Hospital and health system CEOs face mounting pressures and a rapidly evolving healthcare landscape — one that requires them to think critically about their leadership today, but also about how their role will need to evolve in the years ahead.
Leaders must navigate various responsibilities — from confronting health disparities and engaging more deeply with their communities and employees, to adopting AI and addressing financial challenges.
Becker’s asked CEOs to share how they see the role evolving over the next two to five years — and how they are preparing themselves and their organizations for that shift.
Editor’s note: Responses have been edited lightly for length and clarity.
Wyatt Brieser. CEO of Hammond-Henry Hospital (Geneseo, Ill.): Over the next two to five years, healthcare CEOs will be required to step beyond traditional leadership boundaries and engage more creatively and directly with the issue of health disparities in their communities. This is a moral imperative and a strategic necessity due to evolving expectations from payers, regulators and the communities we serve.
CEOs must stay closely connected to the shifting terrain of value-based care. We must ensure that implementation works effectively for those with access and innovatively bridges gaps for those lacking resources. This means prioritizing community health initiatives, creative partnerships, local government alignment, strategic investment in pro bono services, and leveraging tech health solutions that improve in house efficiencies and extend reach beyond our clinics. And we need to coordinate this with achieving a positive bottom line.

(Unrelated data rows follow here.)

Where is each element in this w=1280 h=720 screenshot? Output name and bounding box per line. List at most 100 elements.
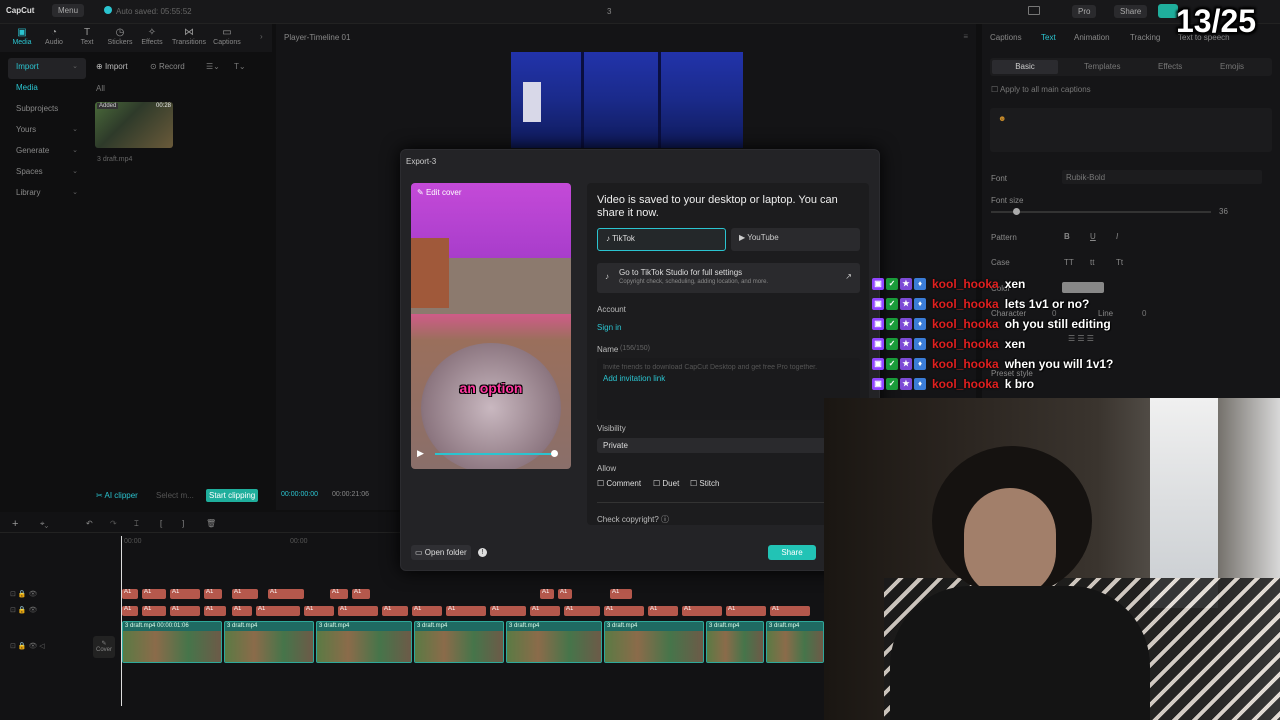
tab-text[interactable]: Text — [1041, 33, 1056, 42]
bold-icon[interactable]: B — [1064, 232, 1070, 241]
apply-all-checkbox[interactable]: ☐ Apply to all main captions — [991, 85, 1091, 94]
select-media[interactable]: Select m... — [156, 491, 194, 500]
filter-all[interactable]: All — [96, 84, 105, 93]
sign-in-link[interactable]: Sign in — [597, 323, 621, 332]
tool-media[interactable]: ▣ Media — [5, 27, 39, 46]
track-controls-video[interactable]: ⊡ 🔒 👁 ◁ — [10, 642, 45, 650]
text-clip[interactable]: A1 — [170, 589, 200, 599]
text-clip[interactable]: A1 — [682, 606, 722, 616]
visibility-select[interactable]: Private — [597, 438, 860, 453]
import-button[interactable]: ⊕ Import — [96, 62, 128, 71]
text-clip[interactable]: A1 — [352, 589, 370, 599]
tab-captions[interactable]: Captions — [990, 33, 1022, 42]
text-clip[interactable]: A1 — [558, 589, 572, 599]
text-clip[interactable]: A1 — [564, 606, 600, 616]
text-clip[interactable]: A1 — [604, 606, 644, 616]
uppercase-icon[interactable]: TT — [1064, 258, 1074, 267]
filter-icon[interactable]: T⌄ — [234, 62, 246, 71]
tiktok-studio-link[interactable]: ♪ Go to TikTok Studio for full settings … — [597, 263, 860, 293]
video-clip[interactable]: 3 draft.mp4 — [224, 621, 314, 663]
subtab-emojis[interactable]: Emojis — [1220, 62, 1244, 71]
player-menu-icon[interactable]: ≡ — [963, 32, 968, 41]
text-clip[interactable]: A1 — [610, 589, 632, 599]
text-clip[interactable]: A1 — [490, 606, 526, 616]
video-clip[interactable]: 3 draft.mp4 — [604, 621, 704, 663]
text-clip[interactable]: A1 — [446, 606, 486, 616]
trim-left-icon[interactable]: [ — [160, 519, 162, 528]
select-tool-icon[interactable]: ⌖⌄ — [40, 519, 48, 529]
media-thumbnail[interactable]: Added 00:28 — [95, 102, 173, 148]
chevron-right-icon[interactable]: › — [260, 32, 263, 41]
tool-captions[interactable]: ▭ Captions — [210, 27, 244, 46]
lowercase-icon[interactable]: tt — [1090, 258, 1094, 267]
side-item-generate[interactable]: Generate ⌄ — [8, 142, 86, 163]
cover-button[interactable]: ✎ Cover — [93, 636, 115, 658]
progress-handle[interactable] — [551, 450, 558, 457]
comment-checkbox[interactable]: ☐ Comment — [597, 479, 641, 488]
invite-link[interactable]: Add invitation link — [603, 374, 665, 383]
tool-text[interactable]: T Text — [70, 27, 104, 46]
subtab-effects[interactable]: Effects — [1158, 62, 1182, 71]
delete-icon[interactable]: 🗑 — [206, 519, 216, 528]
text-clip[interactable]: A1 — [122, 606, 138, 616]
check-copyright[interactable]: Check copyright? ⓘ — [597, 514, 669, 525]
side-item-library[interactable]: Library ⌄ — [8, 184, 86, 205]
text-clip[interactable]: A1 — [142, 606, 166, 616]
tool-transitions[interactable]: ⋈ Transitions — [172, 27, 206, 46]
track-controls-1[interactable]: ⊡ 🔒 👁 — [10, 590, 37, 598]
video-clip[interactable]: 3 draft.mp4 — [414, 621, 504, 663]
split-icon[interactable]: ⌶ — [134, 519, 139, 529]
font-size-slider[interactable] — [991, 208, 1211, 215]
slider-handle[interactable] — [1013, 208, 1020, 215]
text-clip[interactable]: A1 — [330, 589, 348, 599]
font-size-value[interactable]: 36 — [1219, 207, 1228, 216]
menu-button[interactable]: Menu — [52, 4, 85, 17]
side-item-import[interactable]: Import ⌄ — [8, 58, 86, 79]
subtab-templates[interactable]: Templates — [1084, 62, 1120, 71]
trim-right-icon[interactable]: ] — [182, 519, 184, 528]
text-clip[interactable]: A1 — [204, 606, 226, 616]
duet-checkbox[interactable]: ☐ Duet — [653, 479, 679, 488]
pro-button[interactable]: Pro — [1072, 5, 1097, 18]
info-icon[interactable]: ! — [478, 548, 487, 557]
start-clipping-button[interactable]: Start clipping — [206, 489, 259, 502]
text-clip[interactable]: A1 — [256, 606, 300, 616]
redo-icon[interactable]: ↷ — [110, 519, 117, 528]
play-icon[interactable]: ▶ — [417, 448, 424, 459]
text-clip[interactable]: A1 — [726, 606, 766, 616]
text-clip[interactable]: A1 — [412, 606, 442, 616]
text-clip[interactable]: A1 — [648, 606, 678, 616]
text-clip[interactable]: A1 — [770, 606, 810, 616]
tab-animation[interactable]: Animation — [1074, 33, 1110, 42]
titlecase-icon[interactable]: Tt — [1116, 258, 1123, 267]
text-clip[interactable]: A1 — [232, 589, 258, 599]
side-item-yours[interactable]: Yours ⌄ — [8, 121, 86, 142]
italic-icon[interactable]: I — [1116, 232, 1118, 241]
text-clip[interactable]: A1 — [540, 589, 554, 599]
text-clip[interactable]: A1 — [232, 606, 252, 616]
stitch-checkbox[interactable]: ☐ Stitch — [690, 479, 719, 488]
open-folder-button[interactable]: ▭ Open folder — [411, 545, 471, 560]
caption-text-box[interactable]: ☻ — [990, 108, 1272, 152]
side-item-media[interactable]: Media — [8, 79, 86, 100]
tool-stickers[interactable]: ◷ Stickers — [103, 27, 137, 46]
tool-effects[interactable]: ✧ Effects — [135, 27, 169, 46]
text-clip[interactable]: A1 — [142, 589, 166, 599]
preview-progress[interactable] — [435, 450, 558, 457]
text-clip[interactable]: A1 — [338, 606, 378, 616]
edit-cover-button[interactable]: ✎ Edit cover — [417, 188, 462, 197]
font-select[interactable]: Rubik-Bold — [1062, 170, 1262, 184]
export-button[interactable] — [1158, 4, 1178, 18]
text-clip[interactable]: A1 — [304, 606, 334, 616]
video-clip[interactable]: 3 draft.mp4 00:00:01:06 — [122, 621, 222, 663]
video-clip[interactable]: 3 draft.mp4 — [766, 621, 824, 663]
tool-audio[interactable]: ◔ Audio — [37, 27, 71, 46]
tiktok-tab[interactable]: ♪ TikTok — [597, 228, 726, 251]
underline-icon[interactable]: U — [1090, 232, 1096, 241]
cover-preview[interactable]: ✎ Edit cover an option ▶ — [411, 183, 571, 469]
tab-tracking[interactable]: Tracking — [1130, 33, 1160, 42]
video-clip[interactable]: 3 draft.mp4 — [506, 621, 602, 663]
text-clip[interactable]: A1 — [170, 606, 200, 616]
sort-icon[interactable]: ☰⌄ — [206, 62, 220, 71]
share-button[interactable]: Share — [768, 545, 816, 560]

CEOs have always been expected to advocate for patients and equitable care, but there are complicating factors in today’s healthcare environment. Rising costs, social determinants of health and payer-driven outcomes metrics require a deeper, more proactive commitment. Soft or absent implementation will become a growing risk to community health and organizational sustainability.
Brad Meyer. CEO of Bluestem Health (Lincoln, Neb.): Looking ahead to the next two to five years, a less noticeable but increasingly vital shift in the CEO role is transitioning from an internal operator to a visible, engaged community integrator. As healthcare systems are held accountable for population health, equity and social determinants, CEOs must do more than lead from behind closed doors; they must actively build trust, foster partnerships, and represent their organizations in civic, public health and cross-sector spaces. This shift requires CEOs to be physically present in the community. Attending nonprofit events, health and career fairs, cancer walks and neighborhood forums is no longer symbolic — it’s strategic. Community partners, patients and stakeholders want to see healthcare leaders engaged and accessible. Visibility builds credibility; presence builds trust.
Too often, CEOs have surrounded themselves with other C-suite leaders to delegate external engagement, believing their time is better spent on internal priorities. But that model is increasingly out of step with what communities expect from healthcare institutions. When CEOs are absent from the community, they miss critical signals, weaken relationships and risk being perceived as disconnected from the people they serve. In contrast, CEOs who embrace the role of community integrator help position their organizations as anchor institutions — trusted, responsive and aligned with local needs. If the CEO is the face of the organization, that face must be seen in the community. It’s not just about attending events, it’s about being part of the conversations and coalitions that shape the future of health.
To prepare for this shift, I’m prioritizing external engagement as a core leadership function. I’m actively participating in health initiatives, building cross-sector partnerships and ensuring our leadership team is equipped to engage meaningfully with the communities we serve. We’re embedding community voice into our planning processes and aligning our organizational goals with public health outcomes.
Guy Hudson, MD. President and CEO of Northern Light Health (Brewer, Maine): As I begin my new role here as president and CEO of Northern Light Health, it is a transformational time to join this health system. We have the privilege to serve Mainers across the entire state. Comparing my current role and previous CEO positions from my career, there are a lot of similarities in terms of goals and objectives to serve our diverse communities and support our talented people. While healthcare may be in a constant state of rebalance, our focus remains the same: To ensure they have access to the care they need, when they need it, for generations to come.
When we are talking about changes in healthcare, one of the greatest innovations we are looking to incorporate — and have been, in various ways — is the role of AI and how it can us improve our care, safety, and decision making for our patients. As we become more sophisticated with our data collection and understanding of healthcare in rural communities, like many of those here in Maine, AI can organize and pull together variables to form care models that can help us more effectively deliver care to underserved and more vulnerable populations. To do this, it will require cooperation of healthcare CEOs and our partners throughout the industry, including government, state hospital associations, healthcare consultants and insurers.